The December 13 email, written by a New York lawyer named Kenneth Chesebro, is significant because it is the only document so far the House has obtained solely because of a judge’s finding. that it could become evidence of a crime. The email came to light as part of a legal battle over right-wing lawyer John Eastman’s email account.
Chesebro’s email, in its subject line, referred to the proposal as “the President of the Senate’s strategy.” The committee obtained the email several weeks ago, and it recently became public in the court filing.
On January 2, 2021, Chesebro said in a follow-up email that the proposal had largely become moot. It is just one of many communications and legal arguments in which Trump’s advisers have discussed blocking his loss of the presidency.
Still, a federal judge pointed to the proposal as an early indicator of how Eastman and other Trump lawyers wanted to wreak havoc on the Jan. 6 Electoral College certification.

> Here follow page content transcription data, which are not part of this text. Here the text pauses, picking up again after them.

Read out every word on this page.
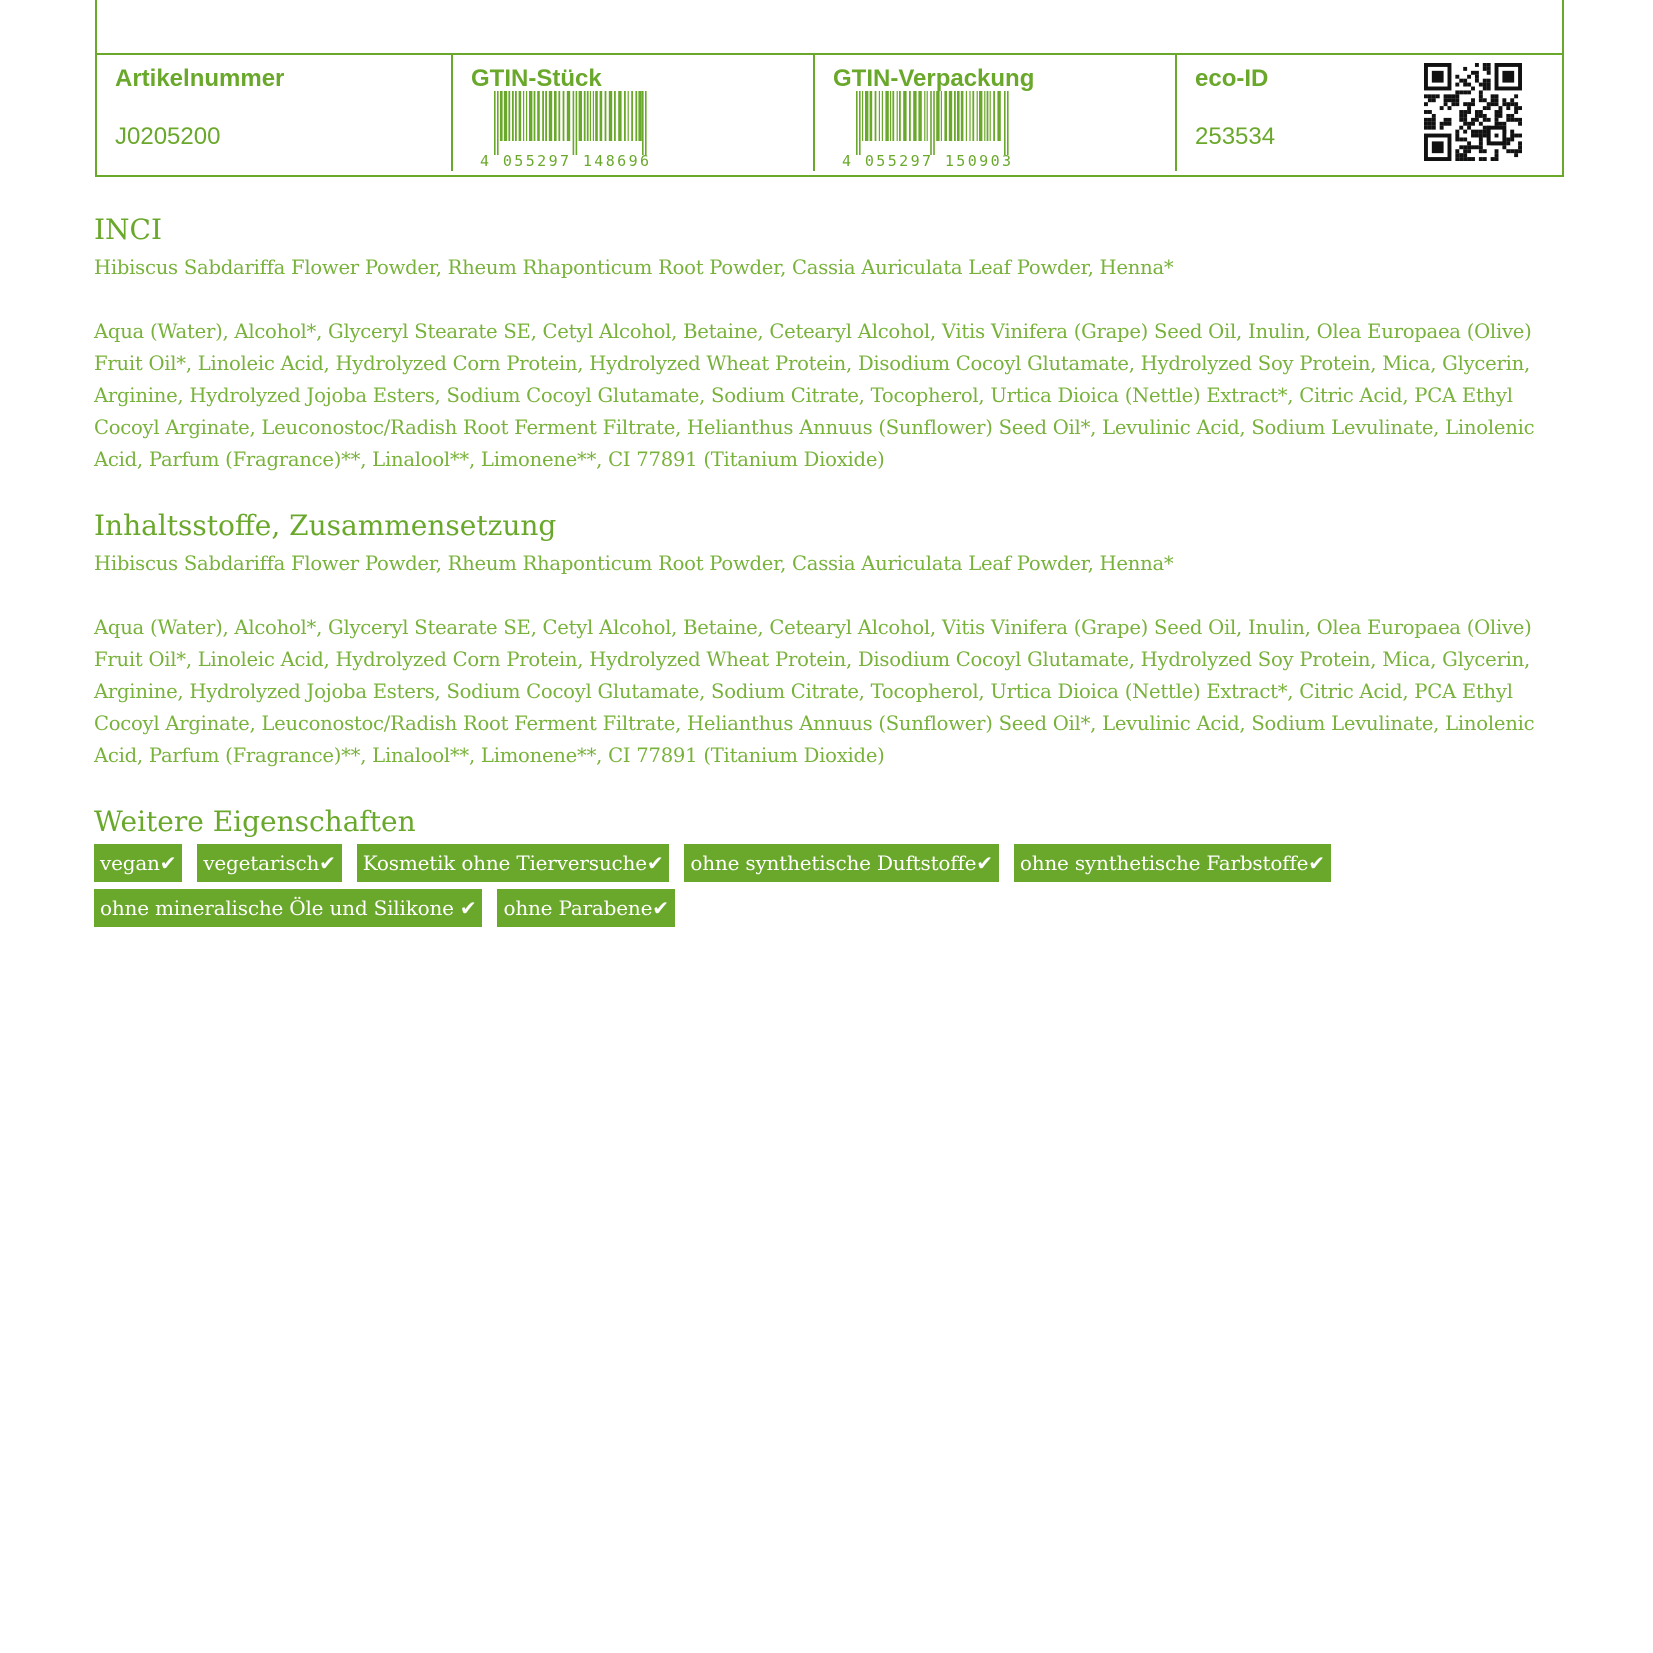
Artikelnummer
J0205200
GTIN-Stück
4 055297 148696
GTIN-Verpackung
4 055297 150903
eco-ID
253534
INCI

Hibiscus Sabdariffa Flower Powder, Rheum Rhaponticum Root Powder, Cassia Auriculata Leaf Powder, Henna*

Aqua (Water), Alcohol*, Glyceryl Stearate SE, Cetyl Alcohol, Betaine, Cetearyl Alcohol, Vitis Vinifera (Grape) Seed Oil, Inulin, Olea Europaea (Olive) Fruit Oil*, Linoleic Acid, Hydrolyzed Corn Protein, Hydrolyzed Wheat Protein, Disodium Cocoyl Glutamate, Hydrolyzed Soy Protein, Mica, Glycerin, Arginine, Hydrolyzed Jojoba Esters, Sodium Cocoyl Glutamate, Sodium Citrate, Tocopherol, Urtica Dioica (Nettle) Extract*, Citric Acid, PCA Ethyl Cocoyl Arginate, Leuconostoc/Radish Root Ferment Filtrate, Helianthus Annuus (Sunflower) Seed Oil*, Levulinic Acid, Sodium Levulinate, Linolenic Acid, Parfum (Fragrance)**, Linalool**, Limonene**, CI 77891 (Titanium Dioxide)

Inhaltsstoffe, Zusammensetzung

Hibiscus Sabdariffa Flower Powder, Rheum Rhaponticum Root Powder, Cassia Auriculata Leaf Powder, Henna*

Aqua (Water), Alcohol*, Glyceryl Stearate SE, Cetyl Alcohol, Betaine, Cetearyl Alcohol, Vitis Vinifera (Grape) Seed Oil, Inulin, Olea Europaea (Olive) Fruit Oil*, Linoleic Acid, Hydrolyzed Corn Protein, Hydrolyzed Wheat Protein, Disodium Cocoyl Glutamate, Hydrolyzed Soy Protein, Mica, Glycerin, Arginine, Hydrolyzed Jojoba Esters, Sodium Cocoyl Glutamate, Sodium Citrate, Tocopherol, Urtica Dioica (Nettle) Extract*, Citric Acid, PCA Ethyl Cocoyl Arginate, Leuconostoc/Radish Root Ferment Filtrate, Helianthus Annuus (Sunflower) Seed Oil*, Levulinic Acid, Sodium Levulinate, Linolenic Acid, Parfum (Fragrance)**, Linalool**, Limonene**, CI 77891 (Titanium Dioxide)

Weitere Eigenschaften
vegan✔	vegetarisch✔	Kosmetik ohne Tierversuche✔	ohne synthetische Duftstoffe✔	ohne synthetische Farbstoffe✔
ohne mineralische Öle und Silikone ✔	ohne Parabene✔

“This was perhaps the first time members of President Trump’s team turned a legal interpretation of the voter count law into a day-to-day action plan. The draft memo pushed a strategy which knowingly violated the Voter Count Act, and Dr. Eastman’s subsequent memos closely follow his analysis and proposal,” Judge David O. Carter previously wrote of the Chesebro email. “The memo is both intertwined with and clearly advances the plan to obstruct the joint session of Congress on January 6, 2021.”